In the public relations racket, they’re called “news pegs” — current events that can be used to promote your research. As editor of Regulation, I sometimes get the complaint that my publication is “interesting, but it doesn’t have a lot of news pegs.”


So how about this — two Regulation news pegs in one day!


Peg 1: Should we tax nonprofit hospitals?


Decades ago, Congress awarded tax-exempt status to private nonprofit hospitals in return for the hospitals agreeing to treat indigent patients who would otherwise rely on taxpayer-provided healthcare services. But this “grand bargain” is now under Capitol Hill scrutiny following the discovery that for-profit, non–tax exempt hospitals provide roughly the same amount of free medical care to the poor. Today’s NPR program Marketplace discusses the congressional hearings.


All of this should come as no surprise to readers of Regulation. In the summer issue, Guy David of Penn and Lorens Helmchen of Illinois-Chicago lay out this very problem and ask (pdf), why is the government giving one type of tax treatment to some hospitals and another type to others?


Peg 2: Soft Paternalism


For several years I’ve believed that one of the most important intellectual challenges to libertarian ideas is behavioral economics — the empirical field of study that suggests people often do not act rationally and thus markets do not maximize public welfare.


The current issue of the New Yorker contains an article by John Cassidy on behavioral and neuroeconomics that confirms my view. In the article, Cassidy writes that “most economists agree that, left alone, people will act in their own best interest, and that the market will coordinate their actions to produce outcomes beneficial to all.

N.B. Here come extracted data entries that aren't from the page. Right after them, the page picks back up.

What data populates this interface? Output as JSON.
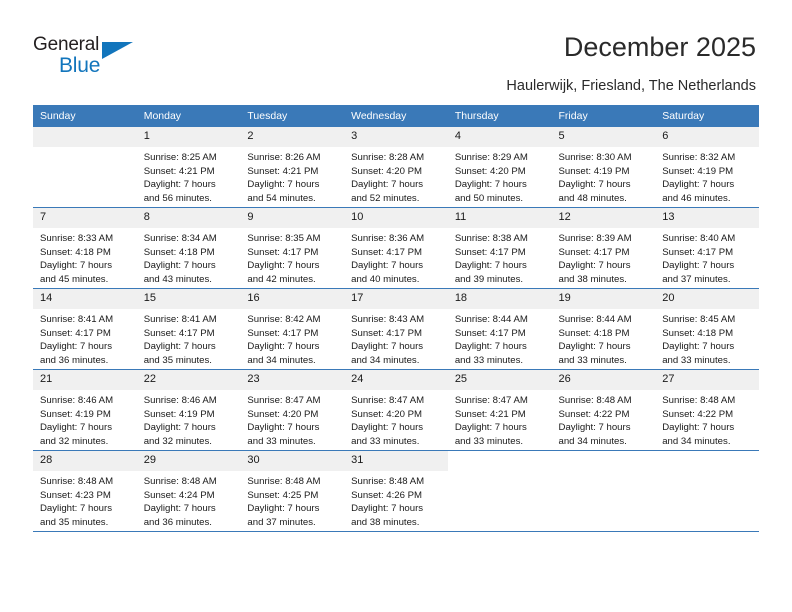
{
  "brand": {
    "name_top": "General",
    "name_bottom": "Blue",
    "triangle_color": "#1275bc"
  },
  "header": {
    "title": "December 2025",
    "subtitle": "Haulerwijk, Friesland, The Netherlands",
    "header_bg": "#3a79b8"
  },
  "weekdays": [
    "Sunday",
    "Monday",
    "Tuesday",
    "Wednesday",
    "Thursday",
    "Friday",
    "Saturday"
  ],
  "weeks": [
    [
      {
        "day": "",
        "sunrise": "",
        "sunset": "",
        "daylight1": "",
        "daylight2": "",
        "empty": true
      },
      {
        "day": "1",
        "sunrise": "Sunrise: 8:25 AM",
        "sunset": "Sunset: 4:21 PM",
        "daylight1": "Daylight: 7 hours",
        "daylight2": "and 56 minutes."
      },
      {
        "day": "2",
        "sunrise": "Sunrise: 8:26 AM",
        "sunset": "Sunset: 4:21 PM",
        "daylight1": "Daylight: 7 hours",
        "daylight2": "and 54 minutes."
      },
      {
        "day": "3",
        "sunrise": "Sunrise: 8:28 AM",
        "sunset": "Sunset: 4:20 PM",
        "daylight1": "Daylight: 7 hours",
        "daylight2": "and 52 minutes."
      },
      {
        "day": "4",
        "sunrise": "Sunrise: 8:29 AM",
        "sunset": "Sunset: 4:20 PM",
        "daylight1": "Daylight: 7 hours",
        "daylight2": "and 50 minutes."
      },
      {
        "day": "5",
        "sunrise": "Sunrise: 8:30 AM",
        "sunset": "Sunset: 4:19 PM",
        "daylight1": "Daylight: 7 hours",
        "daylight2": "and 48 minutes."
      },
      {
        "day": "6",
        "sunrise": "Sunrise: 8:32 AM",
        "sunset": "Sunset: 4:19 PM",
        "daylight1": "Daylight: 7 hours",
        "daylight2": "and 46 minutes."
      }
    ],
    [
      {
        "day": "7",
        "sunrise": "Sunrise: 8:33 AM",
        "sunset": "Sunset: 4:18 PM",
        "daylight1": "Daylight: 7 hours",
        "daylight2": "and 45 minutes."
      },
      {
        "day": "8",
        "sunrise": "Sunrise: 8:34 AM",
        "sunset": "Sunset: 4:18 PM",
        "daylight1": "Daylight: 7 hours",
        "daylight2": "and 43 minutes."
      },
      {
        "day": "9",
        "sunrise": "Sunrise: 8:35 AM",
        "sunset": "Sunset: 4:17 PM",
        "daylight1": "Daylight: 7 hours",
        "daylight2": "and 42 minutes."
      },
      {
        "day": "10",
        "sunrise": "Sunrise: 8:36 AM",
        "sunset": "Sunset: 4:17 PM",
        "daylight1": "Daylight: 7 hours",
        "daylight2": "and 40 minutes."
      },
      {
        "day": "11",
        "sunrise": "Sunrise: 8:38 AM",
        "sunset": "Sunset: 4:17 PM",
        "daylight1": "Daylight: 7 hours",
        "daylight2": "and 39 minutes."
      },
      {
        "day": "12",
        "sunrise": "Sunrise: 8:39 AM",
        "sunset": "Sunset: 4:17 PM",
        "daylight1": "Daylight: 7 hours",
        "daylight2": "and 38 minutes."
      },
      {
        "day": "13",
        "sunrise": "Sunrise: 8:40 AM",
        "sunset": "Sunset: 4:17 PM",
        "daylight1": "Daylight: 7 hours",
        "daylight2": "and 37 minutes."
      }
    ],
    [
      {
        "day": "14",
        "sunrise": "Sunrise: 8:41 AM",
        "sunset": "Sunset: 4:17 PM",
        "daylight1": "Daylight: 7 hours",
        "daylight2": "and 36 minutes."
      },
      {
        "day": "15",
        "sunrise": "Sunrise: 8:41 AM",
        "sunset": "Sunset: 4:17 PM",
        "daylight1": "Daylight: 7 hours",
        "daylight2": "and 35 minutes."
      },
      {
        "day": "16",
        "sunrise": "Sunrise: 8:42 AM",
        "sunset": "Sunset: 4:17 PM",
        "daylight1": "Daylight: 7 hours",
        "daylight2": "and 34 minutes."
      },
      {
        "day": "17",
        "sunrise": "Sunrise: 8:43 AM",
        "sunset": "Sunset: 4:17 PM",
        "daylight1": "Daylight: 7 hours",
        "daylight2": "and 34 minutes."
      },
      {
        "day": "18",
        "sunrise": "Sunrise: 8:44 AM",
        "sunset": "Sunset: 4:17 PM",
        "daylight1": "Daylight: 7 hours",
        "daylight2": "and 33 minutes."
      },
      {
        "day": "19",
        "sunrise": "Sunrise: 8:44 AM",
        "sunset": "Sunset: 4:18 PM",
        "daylight1": "Daylight: 7 hours",
        "daylight2": "and 33 minutes."
      },
      {
        "day": "20",
        "sunrise": "Sunrise: 8:45 AM",
        "sunset": "Sunset: 4:18 PM",
        "daylight1": "Daylight: 7 hours",
        "daylight2": "and 33 minutes."
      }
    ],
    [
      {
        "day": "21",
        "sunrise": "Sunrise: 8:46 AM",
        "sunset": "Sunset: 4:19 PM",
        "daylight1": "Daylight: 7 hours",
        "daylight2": "and 32 minutes."
      },
      {
        "day": "22",
        "sunrise": "Sunrise: 8:46 AM",
        "sunset": "Sunset: 4:19 PM",
        "daylight1": "Daylight: 7 hours",
        "daylight2": "and 32 minutes."
      },
      {
        "day": "23",
        "sunrise": "Sunrise: 8:47 AM",
        "sunset": "Sunset: 4:20 PM",
        "daylight1": "Daylight: 7 hours",
        "daylight2": "and 33 minutes."
      },
      {
        "day": "24",
        "sunrise": "Sunrise: 8:47 AM",
        "sunset": "Sunset: 4:20 PM",
        "daylight1": "Daylight: 7 hours",
        "daylight2": "and 33 minutes."
      },
      {
        "day": "25",
        "sunrise": "Sunrise: 8:47 AM",
        "sunset": "Sunset: 4:21 PM",
        "daylight1": "Daylight: 7 hours",
        "daylight2": "and 33 minutes."
      },
      {
        "day": "26",
        "sunrise": "Sunrise: 8:48 AM",
        "sunset": "Sunset: 4:22 PM",
        "daylight1": "Daylight: 7 hours",
        "daylight2": "and 34 minutes."
      },
      {
        "day": "27",
        "sunrise": "Sunrise: 8:48 AM",
        "sunset": "Sunset: 4:22 PM",
        "daylight1": "Daylight: 7 hours",
        "daylight2": "and 34 minutes."
      }
    ],
    [
      {
        "day": "28",
        "sunrise": "Sunrise: 8:48 AM",
        "sunset": "Sunset: 4:23 PM",
        "daylight1": "Daylight: 7 hours",
        "daylight2": "and 35 minutes."
      },
      {
        "day": "29",
        "sunrise": "Sunrise: 8:48 AM",
        "sunset": "Sunset: 4:24 PM",
        "daylight1": "Daylight: 7 hours",
        "daylight2": "and 36 minutes."
      },
      {
        "day": "30",
        "sunrise": "Sunrise: 8:48 AM",
        "sunset": "Sunset: 4:25 PM",
        "daylight1": "Daylight: 7 hours",
        "daylight2": "and 37 minutes."
      },
      {
        "day": "31",
        "sunrise": "Sunrise: 8:48 AM",
        "sunset": "Sunset: 4:26 PM",
        "daylight1": "Daylight: 7 hours",
        "daylight2": "and 38 minutes."
      },
      {
        "day": "",
        "sunrise": "",
        "sunset": "",
        "daylight1": "",
        "daylight2": "",
        "blank": true
      },
      {
        "day": "",
        "sunrise": "",
        "sunset": "",
        "daylight1": "",
        "daylight2": "",
        "blank": true
      },
      {
        "day": "",
        "sunrise": "",
        "sunset": "",
        "daylight1": "",
        "daylight2": "",
        "blank": true
      }
    ]
  ]
}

Neuroeconomics potentially challenges both parts of this argument.”


The regulatory prescriptions that follow from this research are often described as “soft” or “libertarian” paternalism. The basic notion is that government should require certain behaviors as a default rule (for example the purchase of health insurance or particpation in 401k saving plans) but allow people to opt out if they prefer.


But government actors appear to be no more rational than economic actors — and it is quite possible that soft paternalism could be more detrimental to public welfare than the private choices studied by behavioral economics. Harvard economics professor Ed Glaeser states this case (pdf) in the summer issue of Regulation.